Lipid metabolic reprogramming of hepatic CD4(+) T cells during SIV infection

While liver inflammation is associated with AIDS, little is known so far about hepatic CD4(+) T cells. By using the simian immunodeficiency virus (SIV)-infected rhesus macaque (RM) model, we aimed to characterize CD4(+) T cells. The phenotype of CD4(+) T cells was assessed by flow cytometry from uninfected (n = 3) and infected RMs, with either SIVmac251 (n = 6) or SHIVSF162p3 (n = 6). After cell sorting of hepatic CD4(+) T cells, viral DNA quantification and RNA sequencing were performed.Thus, we demonstrated that liver CD4(+) T cells strongly expressed the SIV coreceptor, CCR5. We showed that viremia was negatively correlated with the percentage of hepatic effector memory CD4(+) T cells. Consistent with viral sensing, inflammatory and interferon gene transcripts were increased. We also highlighted the presence of harmful CD4(+) T cells expressing GZMA and members of TGFB that could contribute to fuel inflammation and fibrosis. Whereas RNA sequencing demonstrated activated CD4(+) T cells displaying higher levels of mitoribosome and membrane lipid synthesis transcripts, few genes were related to glycolysis and oxidative phosphorylation, which are essential to sustain activated T cells.
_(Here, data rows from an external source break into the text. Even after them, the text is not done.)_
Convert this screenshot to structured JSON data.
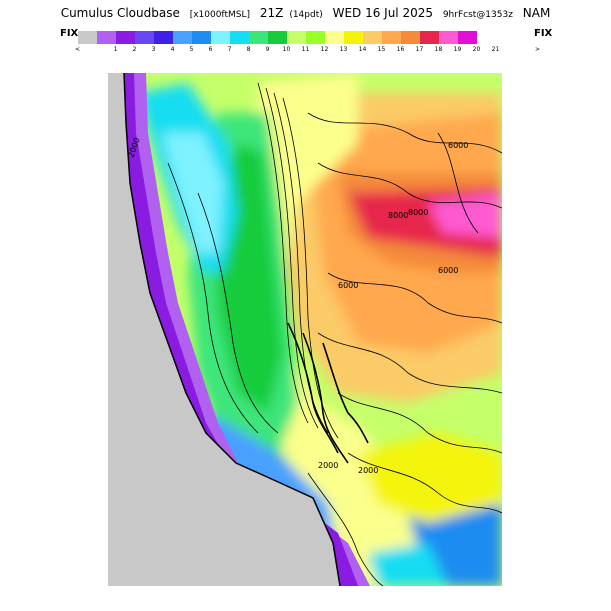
{
  "header": {
    "product": "Cumulus Cloudbase",
    "units": "[x1000ftMSL]",
    "valid": "21Z",
    "local_time": "(14pdt)",
    "date": "WED 16 Jul 2025",
    "forecast": "9hrFcst@1353z",
    "model": "NAM"
  },
  "legend": {
    "left_label": "FIX",
    "right_label": "FIX",
    "low_marker": "<",
    "high_marker": ">",
    "ticks": [
      "1",
      "2",
      "3",
      "4",
      "5",
      "6",
      "7",
      "8",
      "9",
      "10",
      "11",
      "12",
      "13",
      "14",
      "15",
      "16",
      "17",
      "18",
      "19",
      "20",
      "21"
    ],
    "colors": [
      "#c8c8c8",
      "#b061f0",
      "#8a1be0",
      "#6a46f0",
      "#3f20e6",
      "#4aa0ff",
      "#1f8cf0",
      "#7ff2ff",
      "#16ddf2",
      "#3ce57a",
      "#16cc3c",
      "#c5ff6a",
      "#99ff28",
      "#fbff8c",
      "#f4f40a",
      "#fbcb68",
      "#ffa84d",
      "#f48a3a",
      "#e6274c",
      "#ff5ad2",
      "#e00fd1"
    ]
  },
  "map": {
    "contour_labels": [
      "8000",
      "8000",
      "6000",
      "6000",
      "6000",
      "2000",
      "2000",
      "2000"
    ]
  }
}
Furthermore, we observed lower levels of mitochondrial DNA and higher levels of genes associated with damaged organelles (reticulophagy and mitophagy). Altogether, our data revealed that activated hepatic CD4(+) T cells are reprogrammed to lipid metabolism. Thus, strategies aiming to reprogram T cell metabolism with effector function could be of interest for controlling viral infection and preventing liver disorders. IMPORTANCE: Human immunodeficiency virus (HIV) infection may cause liver diseases, associated with inflammation and tissue injury, contributing to comorbidity in people living with HIV. Paradoxically, the contribution of hepatic CD4(+) T cells remains largely underestimated. Herein, we used the model of simian immunodeficiency virus (SIV)-infected rhesus macaques to access liver tissue. Our work demonstrates that hepatic CD4(+) T cells express CCR5, the main viral coreceptor, and are infected. Viral infection is associated with the presence of inflamed and activated hepatic CD4(+) T cells expressing cytotoxic molecules. Furthermore, hepatic CD4(+) T cells are reprogrammed toward lipid metabolism after SIV infection. Altogether, our findings shed new light on hepatic CD4(+) T cell profile that could contribute to liver injury following viral infection.